Hay una canción de Lana del Rey que comienza así: blue jeans, white shirt…cuatro palabras que definen un estilo de mujer. Blue jeans, white shirt es la  princesa náufraga. Blue jeans, white shirt: ése es el guisante.

Blue Stoli Martini

Arruinada, sin marido, sin hijo, sin amigos y sin Hamptons. El mundo de Jasmine (Blue Jasmine, Woody Allen, 2013) se había derrumbado completamente. Sin embargo, ella siguió siendo fiel a dos de sus caprichos (o no tan caprichos) de su antigua vida,  su Birkin de Hermés y el Stoli martini.

El Stoli martini es una variante muy simple del dry martini. En vez de verter ginebra en la copa, debidamente perfumada con vermú, se sustituye por vodka. Pero no por cualquier vodka, debe ser Stolichnaya. De ahí, ¡tachán!: Stoli Martini.

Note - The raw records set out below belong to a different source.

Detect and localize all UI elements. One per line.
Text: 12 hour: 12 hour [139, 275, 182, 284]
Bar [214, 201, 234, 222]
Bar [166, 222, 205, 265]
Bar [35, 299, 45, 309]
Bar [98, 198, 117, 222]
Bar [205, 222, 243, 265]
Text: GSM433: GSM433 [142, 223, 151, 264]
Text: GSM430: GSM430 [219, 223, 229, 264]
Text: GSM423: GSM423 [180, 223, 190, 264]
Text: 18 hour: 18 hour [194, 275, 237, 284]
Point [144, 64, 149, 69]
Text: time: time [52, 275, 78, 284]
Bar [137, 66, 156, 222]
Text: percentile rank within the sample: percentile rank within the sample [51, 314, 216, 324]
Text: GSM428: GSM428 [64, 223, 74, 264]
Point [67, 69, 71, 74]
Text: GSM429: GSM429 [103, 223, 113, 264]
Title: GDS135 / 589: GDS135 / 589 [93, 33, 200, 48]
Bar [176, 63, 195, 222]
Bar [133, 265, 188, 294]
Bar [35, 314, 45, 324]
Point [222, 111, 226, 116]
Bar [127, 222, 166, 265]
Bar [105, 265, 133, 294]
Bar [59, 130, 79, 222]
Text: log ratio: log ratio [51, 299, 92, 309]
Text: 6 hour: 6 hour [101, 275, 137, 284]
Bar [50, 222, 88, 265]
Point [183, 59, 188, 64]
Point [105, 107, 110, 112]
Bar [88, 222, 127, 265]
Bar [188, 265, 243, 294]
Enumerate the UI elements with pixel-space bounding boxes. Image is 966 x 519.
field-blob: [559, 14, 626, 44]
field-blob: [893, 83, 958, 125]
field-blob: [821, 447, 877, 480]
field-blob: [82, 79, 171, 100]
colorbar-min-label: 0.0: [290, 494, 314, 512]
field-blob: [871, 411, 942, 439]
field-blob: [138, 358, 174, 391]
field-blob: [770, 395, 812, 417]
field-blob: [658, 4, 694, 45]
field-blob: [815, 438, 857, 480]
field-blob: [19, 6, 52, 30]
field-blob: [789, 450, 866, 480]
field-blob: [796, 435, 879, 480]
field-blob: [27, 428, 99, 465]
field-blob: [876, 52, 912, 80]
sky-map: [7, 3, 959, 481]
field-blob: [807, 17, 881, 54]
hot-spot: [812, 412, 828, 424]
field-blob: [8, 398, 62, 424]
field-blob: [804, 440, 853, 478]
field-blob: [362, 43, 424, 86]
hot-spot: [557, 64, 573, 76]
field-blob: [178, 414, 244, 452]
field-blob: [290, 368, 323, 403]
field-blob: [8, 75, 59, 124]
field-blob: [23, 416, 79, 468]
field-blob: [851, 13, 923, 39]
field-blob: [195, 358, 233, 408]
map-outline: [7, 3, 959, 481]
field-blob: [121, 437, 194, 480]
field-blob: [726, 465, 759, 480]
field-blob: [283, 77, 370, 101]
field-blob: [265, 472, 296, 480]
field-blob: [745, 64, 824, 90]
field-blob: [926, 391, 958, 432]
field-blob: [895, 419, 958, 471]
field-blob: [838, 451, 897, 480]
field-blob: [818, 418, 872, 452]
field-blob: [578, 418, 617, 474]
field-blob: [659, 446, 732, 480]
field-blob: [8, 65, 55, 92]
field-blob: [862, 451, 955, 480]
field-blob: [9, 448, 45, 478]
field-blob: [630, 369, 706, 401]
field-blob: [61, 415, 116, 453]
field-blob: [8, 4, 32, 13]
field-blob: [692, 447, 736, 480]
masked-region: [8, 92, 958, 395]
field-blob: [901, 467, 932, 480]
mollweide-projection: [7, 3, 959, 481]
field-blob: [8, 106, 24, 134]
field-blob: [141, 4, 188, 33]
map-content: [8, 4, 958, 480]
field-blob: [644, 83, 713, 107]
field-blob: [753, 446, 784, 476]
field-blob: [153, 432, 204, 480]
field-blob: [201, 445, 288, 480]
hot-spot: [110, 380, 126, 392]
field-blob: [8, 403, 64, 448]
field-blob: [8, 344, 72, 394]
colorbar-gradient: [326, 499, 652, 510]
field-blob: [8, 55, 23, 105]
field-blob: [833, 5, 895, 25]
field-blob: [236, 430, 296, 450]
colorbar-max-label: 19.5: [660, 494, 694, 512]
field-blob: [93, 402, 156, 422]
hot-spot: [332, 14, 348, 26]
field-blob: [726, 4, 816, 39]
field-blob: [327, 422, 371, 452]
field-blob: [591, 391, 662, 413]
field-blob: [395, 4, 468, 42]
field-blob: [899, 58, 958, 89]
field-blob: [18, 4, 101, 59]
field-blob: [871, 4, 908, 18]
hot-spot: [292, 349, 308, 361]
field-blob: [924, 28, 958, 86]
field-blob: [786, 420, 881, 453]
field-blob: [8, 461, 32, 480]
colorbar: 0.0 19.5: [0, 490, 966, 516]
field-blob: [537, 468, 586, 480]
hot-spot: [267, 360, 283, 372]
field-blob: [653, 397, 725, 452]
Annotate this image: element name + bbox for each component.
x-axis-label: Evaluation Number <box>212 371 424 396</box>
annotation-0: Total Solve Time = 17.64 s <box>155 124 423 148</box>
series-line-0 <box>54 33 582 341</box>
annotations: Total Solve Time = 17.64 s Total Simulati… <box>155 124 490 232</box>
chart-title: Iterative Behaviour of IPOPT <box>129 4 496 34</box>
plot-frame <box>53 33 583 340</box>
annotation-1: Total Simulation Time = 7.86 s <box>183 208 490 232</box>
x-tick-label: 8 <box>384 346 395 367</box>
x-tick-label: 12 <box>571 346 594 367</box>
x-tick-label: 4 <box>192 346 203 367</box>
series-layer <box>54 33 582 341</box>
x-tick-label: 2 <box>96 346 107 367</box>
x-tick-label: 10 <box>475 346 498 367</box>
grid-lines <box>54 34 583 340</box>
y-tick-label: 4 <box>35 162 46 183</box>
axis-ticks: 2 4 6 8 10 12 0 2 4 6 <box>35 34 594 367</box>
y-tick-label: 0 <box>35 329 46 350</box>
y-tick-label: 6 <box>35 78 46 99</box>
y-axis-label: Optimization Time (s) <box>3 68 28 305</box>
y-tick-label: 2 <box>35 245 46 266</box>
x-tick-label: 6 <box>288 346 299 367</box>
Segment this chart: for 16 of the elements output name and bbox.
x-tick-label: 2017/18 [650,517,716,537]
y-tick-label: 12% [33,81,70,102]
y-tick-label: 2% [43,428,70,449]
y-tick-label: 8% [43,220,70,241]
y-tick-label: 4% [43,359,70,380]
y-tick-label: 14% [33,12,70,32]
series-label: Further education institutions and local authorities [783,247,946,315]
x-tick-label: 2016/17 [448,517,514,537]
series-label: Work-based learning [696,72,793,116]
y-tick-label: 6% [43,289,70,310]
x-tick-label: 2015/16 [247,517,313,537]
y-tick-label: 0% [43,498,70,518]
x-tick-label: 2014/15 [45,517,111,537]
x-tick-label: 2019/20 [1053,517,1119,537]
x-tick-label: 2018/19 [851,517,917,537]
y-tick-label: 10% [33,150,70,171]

“What the hell are you drinking? Let me see. What is this? Is it vodka?” Le pregunta un buscavidas.

 “Martini”.

Me gusta Jasmine, me gusta mucho, porque como diría Loriga  es una de esas “mujeres pertenecientes no a una clase superior, sino a un mundo distinto”.

De la película hay que sacar dos conclusiones.  La primera es que si te vas a comprar todo el juego de maletas de viaje de Louis Vuitton, nunca le pongas tus iniciales, porque si tu marido es un estafador no te van a dar mucho por ellas cuando tengas que venderlas para saldar deudas. La segunda es que nunca hay que preguntar a una mujer por su edad.  No porque sea una falta de educación, sino porque realmente debería darte igual.

 image

Cate Blanchett (1969 ¿y?). Festival de Cannes 2014.